Condamnées à perpétuité, certaines figures corses, tel Yvan Colonna, demandent à être incarcérées sur leur île, près de leur famille. Les nationalistes veulent faire de leur sort une «priorité».
Dernier discours, dernier meeting avant le
second tour de scrutin. Debout sur une estrade installée au fond du
chapiteau monté pour l’occasion près de la plage de l’Arinella, à la
sortie de Bastia, Gilles Simeoni durcit le ton et revient aux
fondamentaux. Face à la foule qui fait claquer les bandere (drapeau corse à tête de maure) et reprend en chœur les tubes incontournables de la «lutte de libération nationale»,
le leader de la coalition nationaliste Pè a Corsica scande une série de
noms : Pierre Alessandri, Alain Ferrandi, Yvan Colonna. Condamnés à la
réclusion criminelle à perpétuité pour l’assassinat du préfet Claude
Erignac perpétré le 6 février 1998 à Ajaccio, les trois hommes sont les
derniers membres du «commando» à être toujours détenus. Pour la
justice, ils ont été condamnés pour des actes de terrorisme. Selon les
élus nationalistes, ce sont des «prisonniers politiques» et leur sort est «une priorité». Officiellement, c’est l’amnistie pure et simple de «tous les détenus et recherchés» qui est réclamée par la majorité territoriale, dans le cadre d’une «sortie de crise» négociée politiquement. En coulisse, on parle plutôt de «rapprochement familial», mesure au demeurant prévue par la loi.
«Statut»
Si le cas d’Yvan Colonna est particulier (il clame toujours
son innocence et n’a pas terminé de purger sa peine de sûreté), et que
les quatre autres prisonniers incarcérés sur le continent n’ont pas
encore été jugés, la question se pose symboliquement pour Pierre
Alessandri et Alain Ferrandi. Détenus à la maison centrale de Poissy,
les deux hommes sont en fin de peine et éligibles à une libération
conditionnelle depuis mai. Après plus de dix-huit ans passés derrière
les barreaux loin de leurs familles, ils ne rêvent pas d’amnistie mais
attendent plus prosaïquement un transfert à Borgo. Leurs demandes
répétées se sont jusqu’ici soldées par des fins de non-recevoir. «On nous oppose le problème de leur statut de détenu particulièrement signalé (DPS), peste Me Eric Barbolosi. Mais c’est une excuse. On voit bien que l’on est dans le symbole dès lors qu’on parle de ce dossier.»
De fait, l’an dernier, la commission DPS (instance
réunissant entre autres les représentants de la pénitentiaire, du
préfet, du procureur et des services de police et de gendarmerie) s’est
dite favorable à ce qu’Alain Ferrandi et Pierre Alessandri soient radiés
du répertoire. Le ministre de la Justice a rapidement sifflé la fin de
la récré en s’opposant à la levée des DPS, au motif d’un «risque d’évasion et de trouble à l’ordre public» encore important. Depuis, les discussions se poursuivent, sans que rien ne se concrétise : «On ne nous dit pas "oui", on ne nous dit pas "non", on nous dit que c’est en cours et qu’il faut attendre, poursuit Me Eric Barbolosi. On
sait bien que le verrou est politique. L’administration traîne les
pieds, mais une volonté forte et affirmée permettrait de faire avancer
les choses.»
«En cours»
Lors d’un déplacement
en Corse pendant la campagne présidentielle, Emmanuel Macron avait
donné quelques espoirs aux familles des prisonniers qu’il avait accepté
de rencontrer. Le futur président avait répété qu’il n’y avait «pas de prisonnier politique en France»,
mais s’était dit favorable à une étude au cas par cas des dossiers.

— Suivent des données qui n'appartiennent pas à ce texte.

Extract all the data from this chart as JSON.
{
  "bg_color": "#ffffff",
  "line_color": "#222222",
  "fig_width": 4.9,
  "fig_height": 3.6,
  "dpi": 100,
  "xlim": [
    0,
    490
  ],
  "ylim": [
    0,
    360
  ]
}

Reçus à plusieurs reprises à Matignon et à la chancellerie, les députés
nationalistes se voient pour l’heure répondre la même chose : «C’est en cours.»
Une rengaine qui fait grincer des dents ceux qui patientent au fond de
leurs cellules et commencent à reprocher à leurs élus de ne pas mouiller
assez le maillot. «Tout le monde dit être favorable au rapprochement, mais rien n’est acté, expliquent à Libération Pierre Alessandri et Alain Ferrandi. Si
rien n’est fait malgré les engagements pris, nous sommes conscients
qu’il faudra attendre de nombreux mois, dans des conditions de plus en
plus difficiles. Des conditions que nous aurions aimé faire constater à
nos députés. Une visite de leur part aurait été un acte symbolique fort,
un acte qui aurait pu peser dans les discussions.» Reste à savoir si la large victoire des nationalistes aux élections territoriales saura faire pencher la balance de leur côté.